The graph uses a three-label node schema (Category:Domain:Type) that lets Claude reason about entities at different levels of abstraction. A “Theme” in the granting system is both an Entity (it has properties and relationships) and part of the Financial capability domain. This multi-dimensional classification enables queries that traditional documentation can’t answer: “What entities are affected if we change how allocations work?” or “Which workflows cross product boundaries?”

Twenty MCP tools expose the graph to Claude: entity discovery, impact analysis, dependency chain tracing, cross-product coverage checks, full-text search, and maintenance operations. When Claude needs to understand the codebase, it doesn’t read files sequentially — it queries the graph for exactly the context it needs.

Key lessons from the knowledge graph

Ingestion is the hard part. Building the graph database and the query tools took a week. Building the ingestion pipeline that extracts entities, relationships, and traceability from PRD markdown files, glossary definitions, and workflow descriptions took three weeks. The quality of the graph is entirely determined by the quality of the ingestion.

Three-label schemas prevent explosion. Early versions used single labels (just “Entity” or “Workflow”). Queries became impossible as the graph grew. The Category:Domain:Type schema means every query can scope to the right level without scanning the entire graph.

Auto-linking is essential but dangerous. The server auto-links entities to glossary terms and stories to workflows. This saves enormous manual effort but can create false relationships if the matching is too aggressive. I settled on requiring exact term matches plus domain proximity — a “Theme” in Granting and a “Theme” in Reporting are different nodes even though they share a name.

What MCP servers actually change

The standard AI development workflow is: read files, understand context, make changes, test. MCP servers change the “understand context” step from sequential file reading to structured querying.
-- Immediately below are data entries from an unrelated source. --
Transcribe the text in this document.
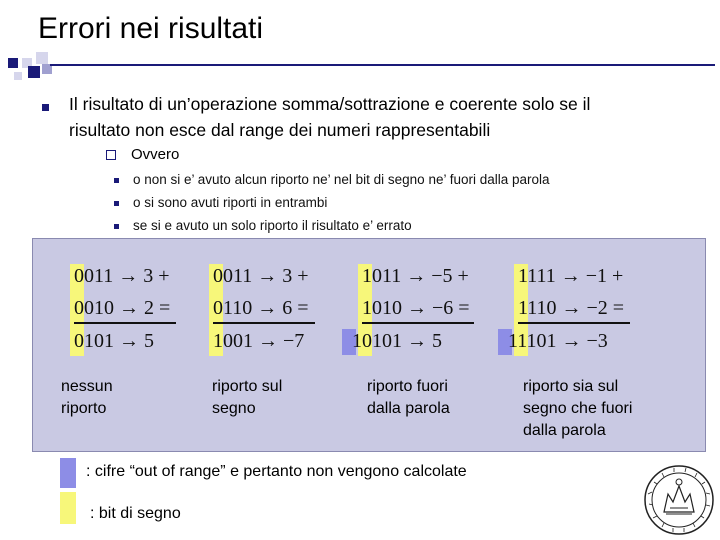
Errori nei risultati
Il risultato di un’operazione somma/sottrazione e coerente solo se il
risultato non esce dal range dei numeri rappresentabili
Ovvero
o non si e’ avuto alcun riporto ne’ nel bit di segno ne’ fuori dalla parola
o si sono avuti riporti in entrambi
se si e avuto un solo riporto il risultato e’ errato
0011 → 3 +
0010 → 2 =
0101 → 5
nessun
riporto
0011 → 3 +
0110 → 6 =
1001 → −7
riporto sul
segno
1011 → −5 +
1010 → −6 =
10101 → 5
riporto fuori
dalla parola
1111 → −1 +
1110 → −2 =
11101 → −3
riporto sia sul
segno che fuori
dalla parola
: cifre “out of range” e pertanto non vengono calcolate
: bit di segno
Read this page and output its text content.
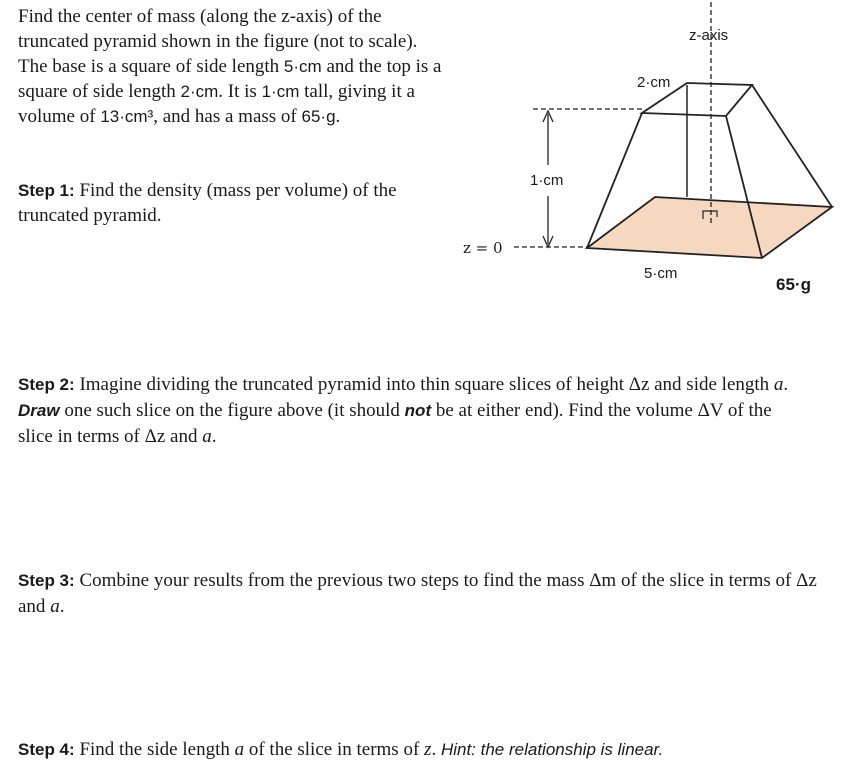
Find the center of mass (along the z-axis) of the truncated pyramid shown in the figure (not to scale). The base is a square of side length 5·cm and the top is a square of side length 2·cm. It is 1·cm tall, giving it a volume of 13·cm³, and has a mass of 65·g.
Step 1: Find the density (mass per volume) of the truncated pyramid.
z-axis
2·cm
1·cm
5·cm
65·g
z = 0
Step 2: Imagine dividing the truncated pyramid into thin square slices of height Δz and side length a. Draw one such slice on the figure above (it should not be at either end). Find the volume ΔV of the slice in terms of Δz and a.
Step 3: Combine your results from the previous two steps to find the mass Δm of the slice in terms of Δz and a.
Step 4: Find the side length a of the slice in terms of z. Hint: the relationship is linear.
Instead of Claude reading 50 files to understand a domain, it queries the knowledge graph for exactly the entities and relationships it needs.

For the PR reviewer, the change is different: it moves code review from a human bottleneck to an always-available, specialized reviewer that catches security issues, type-specific concerns, and dependency risks before a human ever looks at the PR.
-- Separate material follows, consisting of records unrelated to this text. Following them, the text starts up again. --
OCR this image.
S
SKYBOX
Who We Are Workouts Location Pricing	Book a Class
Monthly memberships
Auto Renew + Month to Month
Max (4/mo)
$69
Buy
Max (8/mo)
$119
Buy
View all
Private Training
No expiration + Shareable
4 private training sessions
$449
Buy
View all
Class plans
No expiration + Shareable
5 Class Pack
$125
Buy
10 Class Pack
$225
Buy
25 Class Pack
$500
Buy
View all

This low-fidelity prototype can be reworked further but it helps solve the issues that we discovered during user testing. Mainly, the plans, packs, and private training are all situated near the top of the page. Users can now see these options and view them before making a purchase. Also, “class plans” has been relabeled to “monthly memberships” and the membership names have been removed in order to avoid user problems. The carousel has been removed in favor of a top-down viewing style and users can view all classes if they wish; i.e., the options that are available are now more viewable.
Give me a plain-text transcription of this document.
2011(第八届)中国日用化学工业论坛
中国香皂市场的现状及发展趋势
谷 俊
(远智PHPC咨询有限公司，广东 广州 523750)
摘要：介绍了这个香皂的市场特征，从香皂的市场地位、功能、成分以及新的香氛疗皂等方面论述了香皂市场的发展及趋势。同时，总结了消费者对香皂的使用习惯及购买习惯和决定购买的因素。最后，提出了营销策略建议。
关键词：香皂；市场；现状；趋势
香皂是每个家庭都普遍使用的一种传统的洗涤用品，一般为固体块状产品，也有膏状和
Both servers share a principle: give the AI structured access to information it would otherwise have to infer. File types, dependency trees, domain relationships, business rules — these are all things that exist in your codebase and documentation but require significant effort for an AI to extract from raw text. An MCP server makes that information directly queryable.

Getting started with MCP

If you’re considering building an MCP server, start with a pain point in your existing workflow. What information do you repeatedly copy-paste into prompts? What external system does your AI assistant need to query? That’s your first server.

The FastMCP Python framework makes the basic structure trivial — you can have a working server in under an hour. The real investment is in the domain logic: what tools to expose, what information to include, and how to structure the responses so the AI can use them effectively.

The protocol is standardized. The value is in what you build on top of it.